Datasource Archive and Standardization

The goal is to archive the raw version of data that seeds our data processing pipeline for each state. These raw files will vary in granularity and type:

  • HTML
  • CSV/Excel files
  • PDFs
  • Database dumps
  • Manually keyed data

The datasource.py for each state provides the link between raw data and year-by-year breakdowns of that data, regardless of its original form. This might mean, for example, that in the case of a single large database dump, we pre-process the dump and store yearly files on GitHub in addition to the raw dump; or if we outsource to MechanicalTurk, we chunk out the processing in a similar year-by-year fashion that datasource.py can interface with.

Our filename standardization conventions for the “common” case should be distilled from GitHub for reference.

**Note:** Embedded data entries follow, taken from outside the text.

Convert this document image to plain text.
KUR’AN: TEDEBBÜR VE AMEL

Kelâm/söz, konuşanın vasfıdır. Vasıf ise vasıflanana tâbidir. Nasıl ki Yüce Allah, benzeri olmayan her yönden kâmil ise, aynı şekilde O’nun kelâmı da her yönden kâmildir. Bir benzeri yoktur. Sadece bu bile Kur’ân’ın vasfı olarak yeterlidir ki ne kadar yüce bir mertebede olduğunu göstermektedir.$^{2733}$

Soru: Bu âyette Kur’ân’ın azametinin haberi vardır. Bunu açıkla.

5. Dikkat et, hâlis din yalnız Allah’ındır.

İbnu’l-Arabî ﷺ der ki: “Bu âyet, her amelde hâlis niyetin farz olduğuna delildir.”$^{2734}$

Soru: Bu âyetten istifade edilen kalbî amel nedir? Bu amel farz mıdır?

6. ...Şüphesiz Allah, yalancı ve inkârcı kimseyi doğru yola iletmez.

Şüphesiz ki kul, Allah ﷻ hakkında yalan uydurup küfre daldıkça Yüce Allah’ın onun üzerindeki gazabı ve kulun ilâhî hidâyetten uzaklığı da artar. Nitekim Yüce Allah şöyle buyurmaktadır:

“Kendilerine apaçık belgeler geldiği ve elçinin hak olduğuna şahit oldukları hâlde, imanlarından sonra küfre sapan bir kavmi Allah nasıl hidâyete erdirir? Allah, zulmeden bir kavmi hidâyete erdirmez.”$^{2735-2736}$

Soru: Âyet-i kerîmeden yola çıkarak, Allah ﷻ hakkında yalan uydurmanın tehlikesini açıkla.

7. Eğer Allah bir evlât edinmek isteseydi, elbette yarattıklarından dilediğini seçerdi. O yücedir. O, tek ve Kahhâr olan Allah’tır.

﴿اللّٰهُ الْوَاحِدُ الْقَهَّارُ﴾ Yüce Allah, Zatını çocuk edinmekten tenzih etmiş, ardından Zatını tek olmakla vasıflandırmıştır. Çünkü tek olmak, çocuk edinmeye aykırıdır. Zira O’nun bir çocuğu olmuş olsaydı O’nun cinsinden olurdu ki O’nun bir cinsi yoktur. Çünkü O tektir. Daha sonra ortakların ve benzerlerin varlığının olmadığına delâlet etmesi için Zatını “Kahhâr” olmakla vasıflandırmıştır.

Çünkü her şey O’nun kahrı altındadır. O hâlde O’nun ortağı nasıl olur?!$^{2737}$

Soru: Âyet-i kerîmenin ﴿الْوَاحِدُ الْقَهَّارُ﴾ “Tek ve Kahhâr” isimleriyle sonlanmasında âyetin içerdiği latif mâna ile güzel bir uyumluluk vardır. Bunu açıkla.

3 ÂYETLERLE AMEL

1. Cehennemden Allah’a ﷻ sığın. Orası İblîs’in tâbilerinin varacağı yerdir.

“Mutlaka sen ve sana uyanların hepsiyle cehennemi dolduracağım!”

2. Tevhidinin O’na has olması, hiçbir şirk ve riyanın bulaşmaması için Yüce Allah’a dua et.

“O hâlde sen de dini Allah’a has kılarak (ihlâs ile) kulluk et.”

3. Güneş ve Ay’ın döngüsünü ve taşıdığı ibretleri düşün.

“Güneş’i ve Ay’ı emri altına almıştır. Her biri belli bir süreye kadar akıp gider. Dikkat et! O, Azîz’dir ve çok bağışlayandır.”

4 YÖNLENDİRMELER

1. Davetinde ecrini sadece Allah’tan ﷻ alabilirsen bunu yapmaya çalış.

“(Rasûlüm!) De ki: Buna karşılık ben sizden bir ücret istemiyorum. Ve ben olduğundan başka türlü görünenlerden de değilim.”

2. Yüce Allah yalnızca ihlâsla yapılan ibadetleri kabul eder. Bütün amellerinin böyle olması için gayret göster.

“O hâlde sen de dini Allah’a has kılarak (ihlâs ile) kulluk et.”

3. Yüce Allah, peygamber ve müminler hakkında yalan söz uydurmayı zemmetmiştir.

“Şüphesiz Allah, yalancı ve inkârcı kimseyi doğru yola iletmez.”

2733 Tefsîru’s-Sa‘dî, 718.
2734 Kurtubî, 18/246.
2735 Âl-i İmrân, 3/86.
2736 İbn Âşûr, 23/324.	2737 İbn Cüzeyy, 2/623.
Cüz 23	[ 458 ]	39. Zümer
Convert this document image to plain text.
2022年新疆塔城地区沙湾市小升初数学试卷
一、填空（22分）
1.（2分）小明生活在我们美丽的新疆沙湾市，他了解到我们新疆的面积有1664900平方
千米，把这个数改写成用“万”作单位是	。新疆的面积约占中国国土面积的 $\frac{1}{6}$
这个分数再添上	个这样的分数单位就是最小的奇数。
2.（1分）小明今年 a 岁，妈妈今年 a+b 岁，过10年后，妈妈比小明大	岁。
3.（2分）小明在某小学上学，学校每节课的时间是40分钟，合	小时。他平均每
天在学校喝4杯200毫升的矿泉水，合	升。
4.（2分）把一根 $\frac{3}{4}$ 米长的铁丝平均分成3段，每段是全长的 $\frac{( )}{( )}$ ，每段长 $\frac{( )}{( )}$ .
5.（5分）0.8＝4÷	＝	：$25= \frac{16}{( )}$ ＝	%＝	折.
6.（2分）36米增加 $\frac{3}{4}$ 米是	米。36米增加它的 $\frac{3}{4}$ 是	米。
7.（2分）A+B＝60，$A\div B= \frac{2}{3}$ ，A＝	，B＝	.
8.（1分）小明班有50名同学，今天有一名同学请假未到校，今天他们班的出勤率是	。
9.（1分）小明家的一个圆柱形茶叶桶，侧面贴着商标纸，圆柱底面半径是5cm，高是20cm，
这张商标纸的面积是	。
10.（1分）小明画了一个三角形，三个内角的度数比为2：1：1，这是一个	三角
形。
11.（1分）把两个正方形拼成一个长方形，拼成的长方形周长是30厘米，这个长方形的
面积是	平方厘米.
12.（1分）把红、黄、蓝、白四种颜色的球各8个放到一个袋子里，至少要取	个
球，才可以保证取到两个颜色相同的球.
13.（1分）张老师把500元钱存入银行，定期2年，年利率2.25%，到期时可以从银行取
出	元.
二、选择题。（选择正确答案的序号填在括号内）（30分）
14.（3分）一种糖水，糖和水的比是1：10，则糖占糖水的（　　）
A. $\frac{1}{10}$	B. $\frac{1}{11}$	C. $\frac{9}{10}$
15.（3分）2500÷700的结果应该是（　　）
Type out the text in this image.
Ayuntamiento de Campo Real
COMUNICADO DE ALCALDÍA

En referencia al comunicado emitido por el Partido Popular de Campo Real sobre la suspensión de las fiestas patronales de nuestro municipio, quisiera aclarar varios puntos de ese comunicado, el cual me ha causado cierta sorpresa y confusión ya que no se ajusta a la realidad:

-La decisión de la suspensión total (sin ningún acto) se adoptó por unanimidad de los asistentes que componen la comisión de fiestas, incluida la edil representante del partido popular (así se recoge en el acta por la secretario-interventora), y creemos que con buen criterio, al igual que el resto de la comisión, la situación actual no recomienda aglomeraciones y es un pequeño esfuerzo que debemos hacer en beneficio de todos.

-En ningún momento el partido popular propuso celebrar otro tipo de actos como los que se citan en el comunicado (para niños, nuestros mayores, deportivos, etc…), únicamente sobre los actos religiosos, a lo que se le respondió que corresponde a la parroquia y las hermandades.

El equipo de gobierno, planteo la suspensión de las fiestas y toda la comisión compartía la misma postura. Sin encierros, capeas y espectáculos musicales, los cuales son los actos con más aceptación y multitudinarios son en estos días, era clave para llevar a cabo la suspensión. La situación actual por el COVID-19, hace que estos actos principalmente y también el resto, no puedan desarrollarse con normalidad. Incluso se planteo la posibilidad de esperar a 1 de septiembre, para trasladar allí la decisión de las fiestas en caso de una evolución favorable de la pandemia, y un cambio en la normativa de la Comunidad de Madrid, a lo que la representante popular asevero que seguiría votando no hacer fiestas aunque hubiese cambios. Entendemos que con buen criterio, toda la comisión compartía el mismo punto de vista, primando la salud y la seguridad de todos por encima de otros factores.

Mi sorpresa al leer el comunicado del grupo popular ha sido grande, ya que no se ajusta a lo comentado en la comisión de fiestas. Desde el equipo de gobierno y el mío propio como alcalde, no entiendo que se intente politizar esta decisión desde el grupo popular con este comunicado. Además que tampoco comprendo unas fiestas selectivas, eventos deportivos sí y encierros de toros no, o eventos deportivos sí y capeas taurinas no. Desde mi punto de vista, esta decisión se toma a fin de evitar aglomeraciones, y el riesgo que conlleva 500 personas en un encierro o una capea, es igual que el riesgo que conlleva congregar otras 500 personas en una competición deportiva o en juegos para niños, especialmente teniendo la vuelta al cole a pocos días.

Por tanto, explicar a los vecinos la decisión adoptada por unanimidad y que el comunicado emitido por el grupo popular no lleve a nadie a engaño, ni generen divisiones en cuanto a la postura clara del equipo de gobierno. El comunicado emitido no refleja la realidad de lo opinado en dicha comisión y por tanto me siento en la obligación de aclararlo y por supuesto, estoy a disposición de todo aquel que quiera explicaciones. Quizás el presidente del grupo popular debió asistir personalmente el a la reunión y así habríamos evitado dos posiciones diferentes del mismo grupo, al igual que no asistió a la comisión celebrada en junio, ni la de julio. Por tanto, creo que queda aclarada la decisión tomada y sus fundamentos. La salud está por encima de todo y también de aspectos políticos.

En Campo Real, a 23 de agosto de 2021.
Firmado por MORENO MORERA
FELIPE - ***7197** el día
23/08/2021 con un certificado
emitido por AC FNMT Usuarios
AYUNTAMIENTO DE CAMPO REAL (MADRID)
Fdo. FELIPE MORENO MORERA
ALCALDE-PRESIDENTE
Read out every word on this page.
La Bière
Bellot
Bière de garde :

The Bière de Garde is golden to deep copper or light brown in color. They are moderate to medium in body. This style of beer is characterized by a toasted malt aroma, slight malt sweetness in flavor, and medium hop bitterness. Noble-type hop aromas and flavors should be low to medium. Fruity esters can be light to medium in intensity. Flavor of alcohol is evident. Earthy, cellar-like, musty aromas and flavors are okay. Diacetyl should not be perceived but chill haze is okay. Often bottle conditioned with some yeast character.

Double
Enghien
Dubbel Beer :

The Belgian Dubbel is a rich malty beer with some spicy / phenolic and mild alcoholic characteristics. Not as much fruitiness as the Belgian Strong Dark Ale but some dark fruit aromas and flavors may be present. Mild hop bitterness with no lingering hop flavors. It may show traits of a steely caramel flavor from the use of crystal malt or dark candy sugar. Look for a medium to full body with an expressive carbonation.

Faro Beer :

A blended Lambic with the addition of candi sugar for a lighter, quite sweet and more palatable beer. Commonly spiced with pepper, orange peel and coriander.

The basic format for a generated filename is as follows:

date__state__{party}__{special}__election_type__{jurisdiction}{office}__{office_district}__{reporting_level}.format

So, for example:

20121106__md__general__queen_annes__precinct.csv

Which contains precinct-level results from the Nov. 6, 2012 Maryland general election in Queen Anne’s county. A primary election might look like this:

20120403__md__republican__primary__prince_georges__precinct.csv

Not every state has individual files for a jurisdiction, however. Ohio has precinct-level results for an entire election:

20041102__oh__general__precincts.xls

Or a single file for a special general election for a single office:

20071211__oh__special__general__house__5.csv

Office Names

OpenElections focuses on federal and state offices, including state legislators. When pre-processing data or doing data entry, use the following office names:

  • President
  • U.S. Senate
  • U.S. House
  • Governor
  • Attorney General
  • Secretary of State
  • State Senate
  • State House

Other office titles that are specific to states should be consistent within that state; if the state has previous data, check that.